Introspective, erudite, and often vain New Yorkers—once the domain of Woody Allen—now seem to be irrevocably associated with Lena Dunham and her world of equally chatty urbanites. But long before Dunham’s depictions of post-grad hipsters in Girls, another well-bred director, Whit Stillman, crafted hilarious and unsettling films dealing with an earlier, but no less hated, upper-middle class phenomenon: the New York yuppie.
This week, The Seventh Art, a Toronto-based website devoted to cinema, teams up with the Royal to show Stillman’s 1990 debut feature, Metropolitan (Dec. 12, 7 p.m.), and his poison-pen love letter to early-’80s New York, The Last Days of Disco (Dec. 13, 7 p.m.). It’s the first instalment of the site’s “Live Directors Series.” Stillman will be in attendance both nights to offer his thoughts on independent filmmaking, preppies, and his other two films—Barcelona and last year’s Damsels in Distress.

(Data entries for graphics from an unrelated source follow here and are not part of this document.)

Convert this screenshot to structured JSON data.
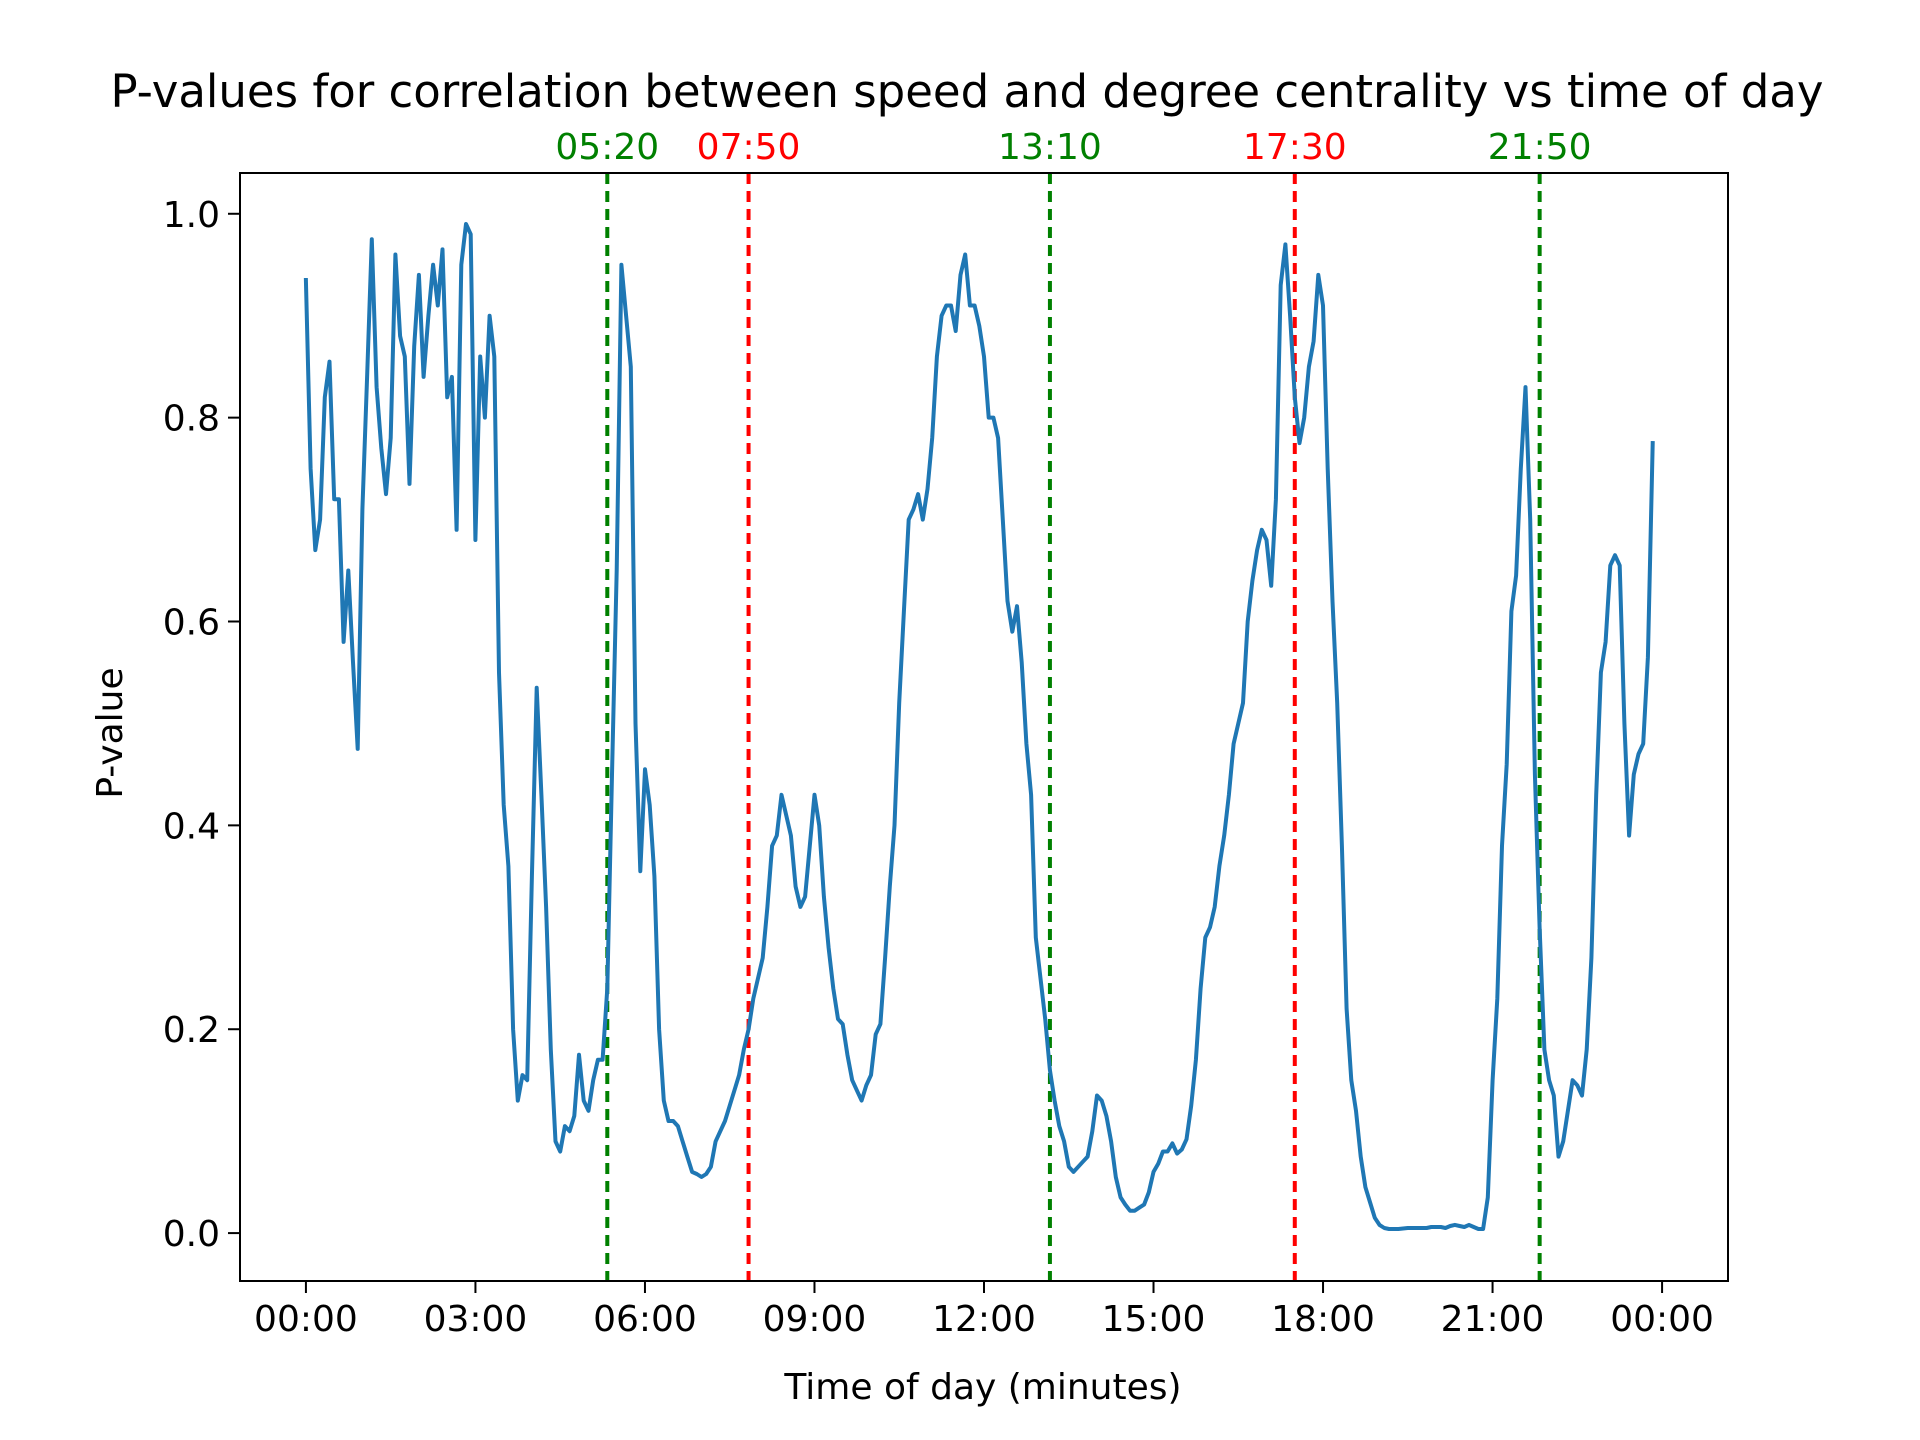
{
  "chart_data": {
    "type": "line",
    "title": "P-values for correlation between speed and degree centrality vs time of day",
    "xlabel": "Time of day (minutes)",
    "ylabel": "P-value",
    "xlim": [
      -70,
      1510
    ],
    "ylim": [
      -0.047,
      1.04
    ],
    "grid": false,
    "legend": "none",
    "x_ticks": [
      {
        "value": 0,
        "label": "00:00"
      },
      {
        "value": 180,
        "label": "03:00"
      },
      {
        "value": 360,
        "label": "06:00"
      },
      {
        "value": 540,
        "label": "09:00"
      },
      {
        "value": 720,
        "label": "12:00"
      },
      {
        "value": 900,
        "label": "15:00"
      },
      {
        "value": 1080,
        "label": "18:00"
      },
      {
        "value": 1260,
        "label": "21:00"
      },
      {
        "value": 1440,
        "label": "00:00"
      }
    ],
    "y_ticks": [
      {
        "value": 0.0,
        "label": "0.0"
      },
      {
        "value": 0.2,
        "label": "0.2"
      },
      {
        "value": 0.4,
        "label": "0.4"
      },
      {
        "value": 0.6,
        "label": "0.6"
      },
      {
        "value": 0.8,
        "label": "0.8"
      },
      {
        "value": 1.0,
        "label": "1.0"
      }
    ],
    "vlines": [
      {
        "x": 320,
        "label": "05:20",
        "color": "#008000"
      },
      {
        "x": 470,
        "label": "07:50",
        "color": "#ff0000"
      },
      {
        "x": 790,
        "label": "13:10",
        "color": "#008000"
      },
      {
        "x": 1050,
        "label": "17:30",
        "color": "#ff0000"
      },
      {
        "x": 1310,
        "label": "21:50",
        "color": "#008000"
      }
    ],
    "series": [
      {
        "color": "#1f77b4",
        "points": [
          [
            0,
            0.935
          ],
          [
            5,
            0.75
          ],
          [
            10,
            0.67
          ],
          [
            15,
            0.7
          ],
          [
            20,
            0.82
          ],
          [
            25,
            0.855
          ],
          [
            30,
            0.72
          ],
          [
            35,
            0.72
          ],
          [
            40,
            0.58
          ],
          [
            45,
            0.65
          ],
          [
            50,
            0.56
          ],
          [
            55,
            0.475
          ],
          [
            60,
            0.71
          ],
          [
            65,
            0.84
          ],
          [
            70,
            0.975
          ],
          [
            75,
            0.83
          ],
          [
            80,
            0.77
          ],
          [
            85,
            0.725
          ],
          [
            90,
            0.78
          ],
          [
            95,
            0.96
          ],
          [
            100,
            0.88
          ],
          [
            105,
            0.86
          ],
          [
            110,
            0.735
          ],
          [
            115,
            0.87
          ],
          [
            120,
            0.94
          ],
          [
            125,
            0.84
          ],
          [
            130,
            0.9
          ],
          [
            135,
            0.95
          ],
          [
            140,
            0.91
          ],
          [
            145,
            0.965
          ],
          [
            150,
            0.82
          ],
          [
            155,
            0.84
          ],
          [
            160,
            0.69
          ],
          [
            165,
            0.95
          ],
          [
            170,
            0.99
          ],
          [
            175,
            0.98
          ],
          [
            180,
            0.68
          ],
          [
            185,
            0.86
          ],
          [
            190,
            0.8
          ],
          [
            195,
            0.9
          ],
          [
            200,
            0.86
          ],
          [
            205,
            0.55
          ],
          [
            210,
            0.42
          ],
          [
            215,
            0.36
          ],
          [
            220,
            0.2
          ],
          [
            225,
            0.13
          ],
          [
            230,
            0.155
          ],
          [
            235,
            0.15
          ],
          [
            240,
            0.35
          ],
          [
            245,
            0.535
          ],
          [
            250,
            0.43
          ],
          [
            255,
            0.32
          ],
          [
            260,
            0.18
          ],
          [
            265,
            0.09
          ],
          [
            270,
            0.08
          ],
          [
            275,
            0.105
          ],
          [
            280,
            0.1
          ],
          [
            285,
            0.115
          ],
          [
            290,
            0.175
          ],
          [
            295,
            0.13
          ],
          [
            300,
            0.12
          ],
          [
            305,
            0.15
          ],
          [
            310,
            0.17
          ],
          [
            315,
            0.17
          ],
          [
            320,
            0.24
          ],
          [
            325,
            0.45
          ],
          [
            330,
            0.65
          ],
          [
            335,
            0.95
          ],
          [
            340,
            0.9
          ],
          [
            345,
            0.85
          ],
          [
            350,
            0.5
          ],
          [
            355,
            0.355
          ],
          [
            360,
            0.455
          ],
          [
            365,
            0.42
          ],
          [
            370,
            0.35
          ],
          [
            375,
            0.2
          ],
          [
            380,
            0.13
          ],
          [
            385,
            0.11
          ],
          [
            390,
            0.11
          ],
          [
            395,
            0.105
          ],
          [
            400,
            0.09
          ],
          [
            405,
            0.075
          ],
          [
            410,
            0.06
          ],
          [
            415,
            0.058
          ],
          [
            420,
            0.055
          ],
          [
            425,
            0.058
          ],
          [
            430,
            0.065
          ],
          [
            435,
            0.09
          ],
          [
            440,
            0.1
          ],
          [
            445,
            0.11
          ],
          [
            450,
            0.125
          ],
          [
            455,
            0.14
          ],
          [
            460,
            0.155
          ],
          [
            465,
            0.18
          ],
          [
            470,
            0.2
          ],
          [
            475,
            0.23
          ],
          [
            480,
            0.25
          ],
          [
            485,
            0.27
          ],
          [
            490,
            0.32
          ],
          [
            495,
            0.38
          ],
          [
            500,
            0.39
          ],
          [
            505,
            0.43
          ],
          [
            510,
            0.41
          ],
          [
            515,
            0.39
          ],
          [
            520,
            0.34
          ],
          [
            525,
            0.32
          ],
          [
            530,
            0.33
          ],
          [
            535,
            0.38
          ],
          [
            540,
            0.43
          ],
          [
            545,
            0.4
          ],
          [
            550,
            0.33
          ],
          [
            555,
            0.28
          ],
          [
            560,
            0.24
          ],
          [
            565,
            0.21
          ],
          [
            570,
            0.205
          ],
          [
            575,
            0.175
          ],
          [
            580,
            0.15
          ],
          [
            585,
            0.14
          ],
          [
            590,
            0.13
          ],
          [
            595,
            0.145
          ],
          [
            600,
            0.155
          ],
          [
            605,
            0.195
          ],
          [
            610,
            0.205
          ],
          [
            615,
            0.27
          ],
          [
            620,
            0.34
          ],
          [
            625,
            0.4
          ],
          [
            630,
            0.52
          ],
          [
            635,
            0.61
          ],
          [
            640,
            0.7
          ],
          [
            645,
            0.71
          ],
          [
            650,
            0.725
          ],
          [
            655,
            0.7
          ],
          [
            660,
            0.73
          ],
          [
            665,
            0.78
          ],
          [
            670,
            0.86
          ],
          [
            675,
            0.9
          ],
          [
            680,
            0.91
          ],
          [
            685,
            0.91
          ],
          [
            690,
            0.885
          ],
          [
            695,
            0.94
          ],
          [
            700,
            0.96
          ],
          [
            705,
            0.91
          ],
          [
            710,
            0.91
          ],
          [
            715,
            0.89
          ],
          [
            720,
            0.86
          ],
          [
            725,
            0.8
          ],
          [
            730,
            0.8
          ],
          [
            735,
            0.78
          ],
          [
            740,
            0.7
          ],
          [
            745,
            0.62
          ],
          [
            750,
            0.59
          ],
          [
            755,
            0.615
          ],
          [
            760,
            0.56
          ],
          [
            765,
            0.48
          ],
          [
            770,
            0.43
          ],
          [
            775,
            0.29
          ],
          [
            780,
            0.25
          ],
          [
            785,
            0.21
          ],
          [
            790,
            0.16
          ],
          [
            795,
            0.13
          ],
          [
            800,
            0.105
          ],
          [
            805,
            0.09
          ],
          [
            810,
            0.065
          ],
          [
            815,
            0.06
          ],
          [
            820,
            0.065
          ],
          [
            825,
            0.07
          ],
          [
            830,
            0.075
          ],
          [
            835,
            0.1
          ],
          [
            840,
            0.135
          ],
          [
            845,
            0.13
          ],
          [
            850,
            0.115
          ],
          [
            855,
            0.09
          ],
          [
            860,
            0.055
          ],
          [
            865,
            0.035
          ],
          [
            870,
            0.028
          ],
          [
            875,
            0.022
          ],
          [
            880,
            0.022
          ],
          [
            885,
            0.025
          ],
          [
            890,
            0.028
          ],
          [
            895,
            0.04
          ],
          [
            900,
            0.06
          ],
          [
            905,
            0.068
          ],
          [
            910,
            0.08
          ],
          [
            915,
            0.08
          ],
          [
            920,
            0.088
          ],
          [
            925,
            0.078
          ],
          [
            930,
            0.082
          ],
          [
            935,
            0.092
          ],
          [
            940,
            0.125
          ],
          [
            945,
            0.17
          ],
          [
            950,
            0.24
          ],
          [
            955,
            0.29
          ],
          [
            960,
            0.3
          ],
          [
            965,
            0.32
          ],
          [
            970,
            0.36
          ],
          [
            975,
            0.39
          ],
          [
            980,
            0.43
          ],
          [
            985,
            0.48
          ],
          [
            990,
            0.5
          ],
          [
            995,
            0.52
          ],
          [
            1000,
            0.6
          ],
          [
            1005,
            0.64
          ],
          [
            1010,
            0.67
          ],
          [
            1015,
            0.69
          ],
          [
            1020,
            0.68
          ],
          [
            1025,
            0.635
          ],
          [
            1030,
            0.72
          ],
          [
            1035,
            0.93
          ],
          [
            1040,
            0.97
          ],
          [
            1045,
            0.9
          ],
          [
            1050,
            0.82
          ],
          [
            1055,
            0.775
          ],
          [
            1060,
            0.8
          ],
          [
            1065,
            0.85
          ],
          [
            1070,
            0.875
          ],
          [
            1075,
            0.94
          ],
          [
            1080,
            0.91
          ],
          [
            1085,
            0.75
          ],
          [
            1090,
            0.62
          ],
          [
            1095,
            0.52
          ],
          [
            1100,
            0.38
          ],
          [
            1105,
            0.22
          ],
          [
            1110,
            0.15
          ],
          [
            1115,
            0.12
          ],
          [
            1120,
            0.075
          ],
          [
            1125,
            0.045
          ],
          [
            1130,
            0.03
          ],
          [
            1135,
            0.015
          ],
          [
            1140,
            0.008
          ],
          [
            1145,
            0.005
          ],
          [
            1150,
            0.004
          ],
          [
            1160,
            0.004
          ],
          [
            1170,
            0.005
          ],
          [
            1180,
            0.005
          ],
          [
            1190,
            0.005
          ],
          [
            1195,
            0.006
          ],
          [
            1200,
            0.006
          ],
          [
            1205,
            0.006
          ],
          [
            1210,
            0.005
          ],
          [
            1215,
            0.007
          ],
          [
            1220,
            0.008
          ],
          [
            1225,
            0.007
          ],
          [
            1230,
            0.006
          ],
          [
            1235,
            0.008
          ],
          [
            1240,
            0.006
          ],
          [
            1245,
            0.004
          ],
          [
            1250,
            0.004
          ],
          [
            1255,
            0.035
          ],
          [
            1260,
            0.15
          ],
          [
            1265,
            0.23
          ],
          [
            1270,
            0.38
          ],
          [
            1275,
            0.46
          ],
          [
            1280,
            0.61
          ],
          [
            1285,
            0.645
          ],
          [
            1290,
            0.75
          ],
          [
            1295,
            0.83
          ],
          [
            1300,
            0.7
          ],
          [
            1305,
            0.45
          ],
          [
            1310,
            0.3
          ],
          [
            1315,
            0.18
          ],
          [
            1320,
            0.15
          ],
          [
            1325,
            0.135
          ],
          [
            1330,
            0.075
          ],
          [
            1335,
            0.09
          ],
          [
            1340,
            0.12
          ],
          [
            1345,
            0.15
          ],
          [
            1350,
            0.145
          ],
          [
            1355,
            0.135
          ],
          [
            1360,
            0.18
          ],
          [
            1365,
            0.27
          ],
          [
            1370,
            0.43
          ],
          [
            1375,
            0.55
          ],
          [
            1380,
            0.58
          ],
          [
            1385,
            0.655
          ],
          [
            1390,
            0.665
          ],
          [
            1395,
            0.655
          ],
          [
            1400,
            0.5
          ],
          [
            1405,
            0.39
          ],
          [
            1410,
            0.45
          ],
          [
            1415,
            0.47
          ],
          [
            1420,
            0.48
          ],
          [
            1425,
            0.565
          ],
          [
            1430,
            0.775
          ]
        ]
      }
    ]
  }
}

Stillman has wryly called both of the films being shown at the Royal “comedies of mannerlessness.” Last Days of Disco (1998) depicts the formerly subterranean dance culture on the brink of fading away, after all its decadence had been drained. Metropolitan is set in the elite Manhattan debutante-ball scene of the late 1980s. The film seems both of its time and yet oddly ahistorical; its moneyed college-student protagonists are preoccupied with love and lust, but discuss those topics in a way that would make Edith Wharton smile. Perhaps the reason Stillman’s depictions of the recent past seem so unusual is because unlike Dunham, he sees these characters as part of a long lineage of elites. Their insecurities and incessant philosophizing certainly call to mind Hannah and Marnie of Girls, but their cruel social gamesmanship is much more Dangerous Liaisons. The worlds Stillman portrays in his films may be on the verge of vanishing, but they give way to new venues for the musings and machinations of the young and urban.